Soup Activists Live at Sharon’s cassette

This comes from the mind of Martin Meyer, most notably of LUMPY AND THE DUMPERS and Lumpy Records, who brought us eggy tracks on records like Huff My Sack and Music to Hump a Trashcan To. SOUP ACTIVISTS turn down the distortion and chaos some, and provide a sweeping, shambolic sound: synths playing merry-go-round tunes, chug-a-lug guitars, and steady, mid-tempo drums. I get the brattiness of DEAD MILKMEN in the vocals, mixed with the oddball lyricism of the FLESH EATERS, but the comparison already stands to the whole body of work Meyer has been involved in, his Discogs bio listing countless St. Louis projects—I’ve brushed by this music, but I’m excited to take a deeper dive. Live at Sharon’s comes out in front of a studio LP slated for release this fall, so be on the lookout. I’m wondering how this recorded-live-to-tape raw sound will translate to studio production, but I have faith they’ll keep the edge intact. Don’t pass this one by.

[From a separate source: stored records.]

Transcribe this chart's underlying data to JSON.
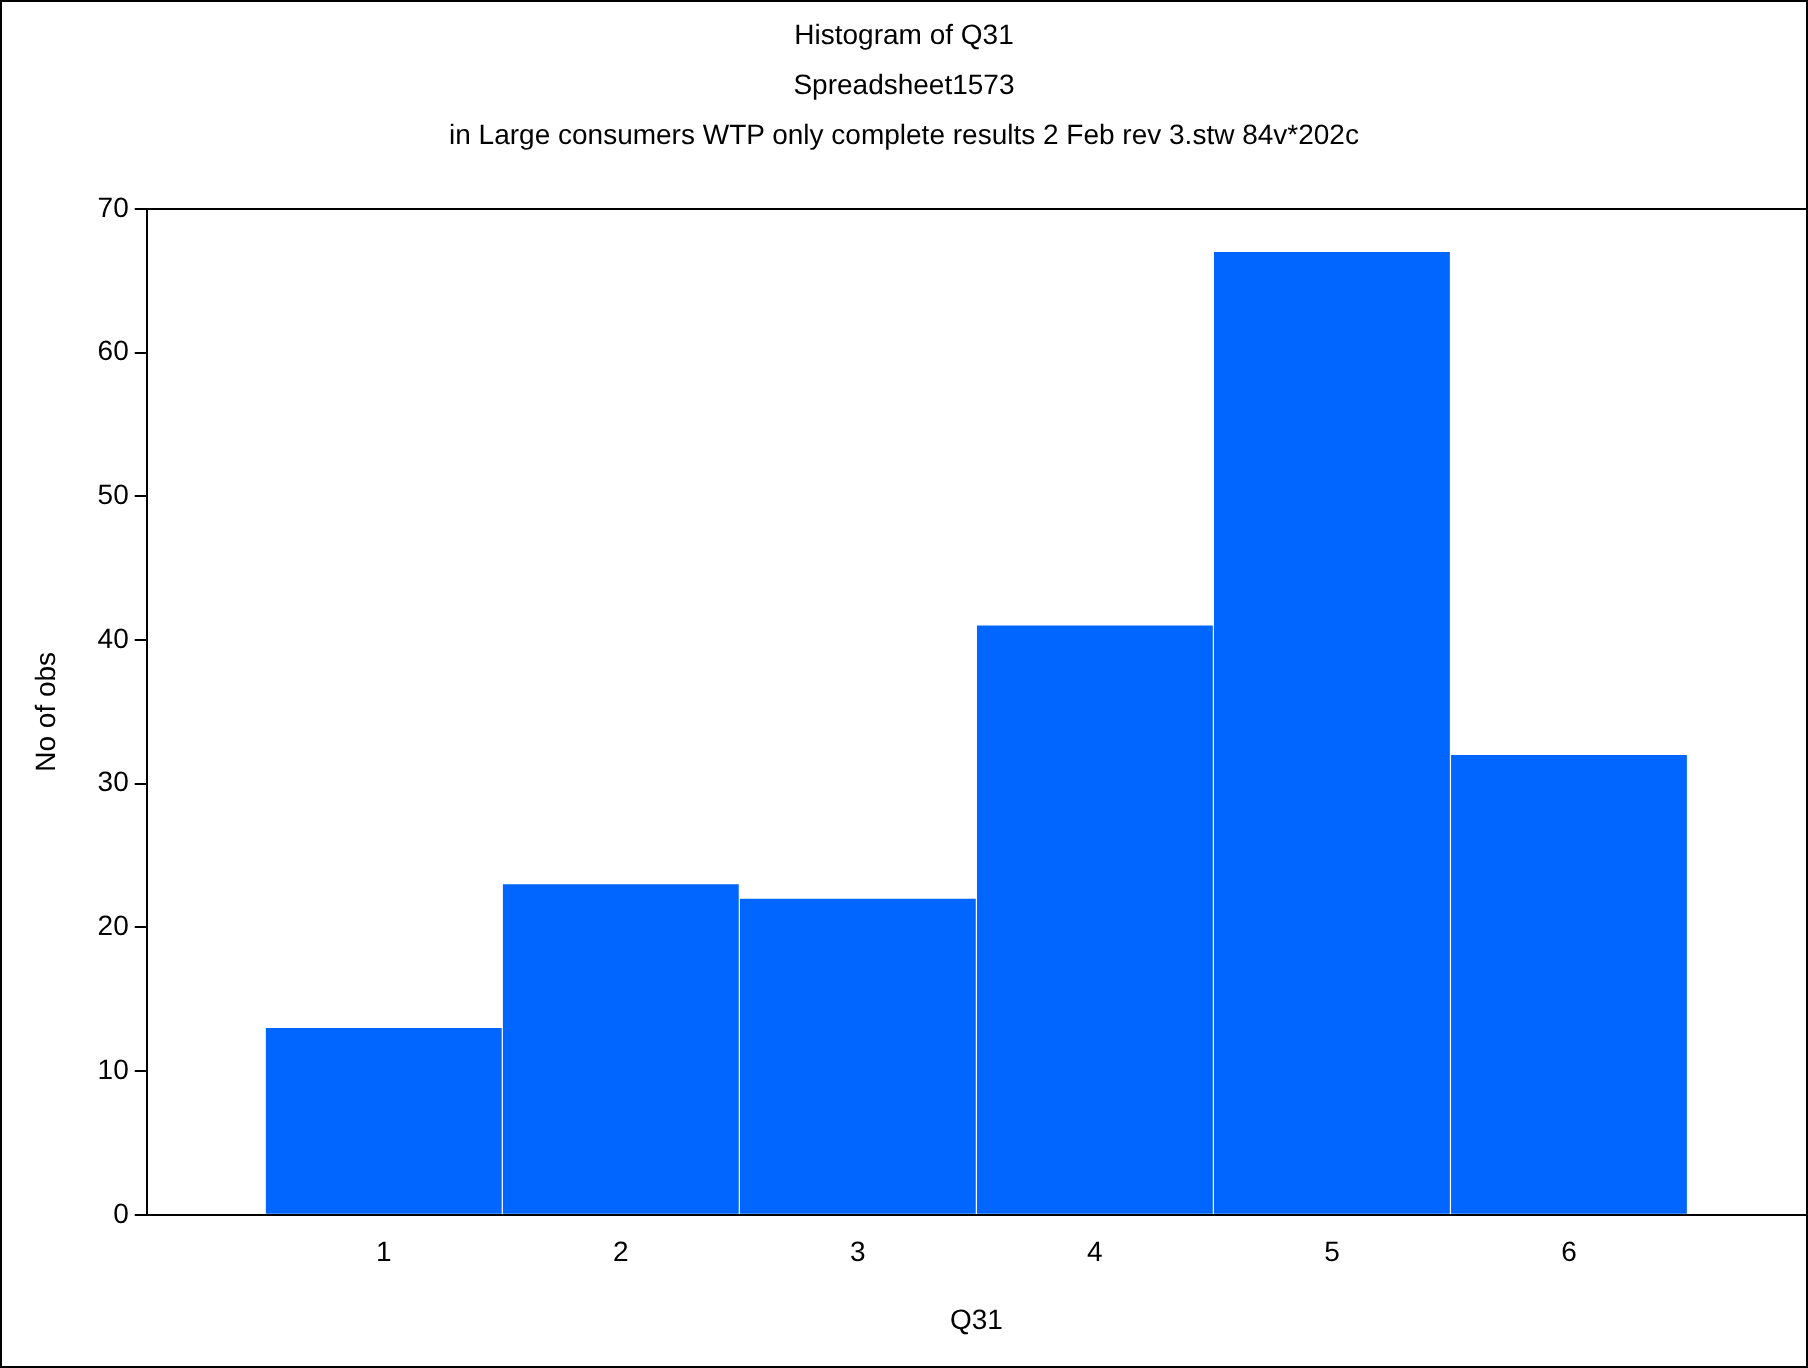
{
  "chart_data": {
    "type": "histogram",
    "title": "Histogram of Q31",
    "subtitle": "Spreadsheet1573",
    "annotations": [
      "in Large consumers WTP only complete results 2 Feb rev 3.stw 84v*202c"
    ],
    "xlabel": "Q31",
    "ylabel": "No of obs",
    "bins": [
      0.5,
      1.5,
      2.5,
      3.5,
      4.5,
      5.5,
      6.5
    ],
    "values": [
      13,
      23,
      22,
      41,
      67,
      32
    ],
    "color": "#0066ff",
    "xlim": [
      0,
      7
    ],
    "xticks": [
      1,
      2,
      3,
      4,
      5,
      6
    ],
    "ylim": [
      0,
      70
    ],
    "yticks": [
      0,
      10,
      20,
      30,
      40,
      50,
      60,
      70
    ],
    "grid": false,
    "legend": false
  }
}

Soup Activists Riling Up the Neighbors cassette

Martin Meyer is arguably one of the primary architects responsible for our contemporary punk landscape. For better or worse, I don’t know that we end up with the chain/egg punk dichotomy without LUMPY AND THE DUMPERS and their gooey aesthetic, or his label Lumpy Records and their “Feelin’ Eggy?” promo emails (not to mention Lumpy put out records by most of the bands originally labeled “egg-punk”). That aside, I’m also just a huge fan of the dude’s work. So, it came as quite a shock to just learn that he’s been making music under the SOUP ACTIVISTS name for the past two years, and this eleven-song cassette is his second release. Now, I go in blind when it comes to projects I’m unfamiliar with, so I had no idea who this was on my first listen. But my initial reaction was “Why did MRR give me this? It sounds like…SICKO or some shit!” To be fair, I think I was primarily picking up on the earnestness of the music—as I sat with it longer, I could tell there was actually a lot more going on. Still my primary point of comparison, at least on those first few tracks, would be something like the ramshackle pop punk of early FIFTEEN. Later tracks maybe feature more of the lo-fi jangle/strained tunefulness you’d find in an Eric Gaffney-sung SEBADOH track or some polish-free pop akin to, say, a DOLLY MIXTURE. Now that I know who’s behind the music, I can’t not hear that this is a Marty joint. But it would be hard to overstate how blown away I was to find that out. I’m still not sure that I really love the music here, but I have certainly loved the time I’ve spent so far trying to figure that out.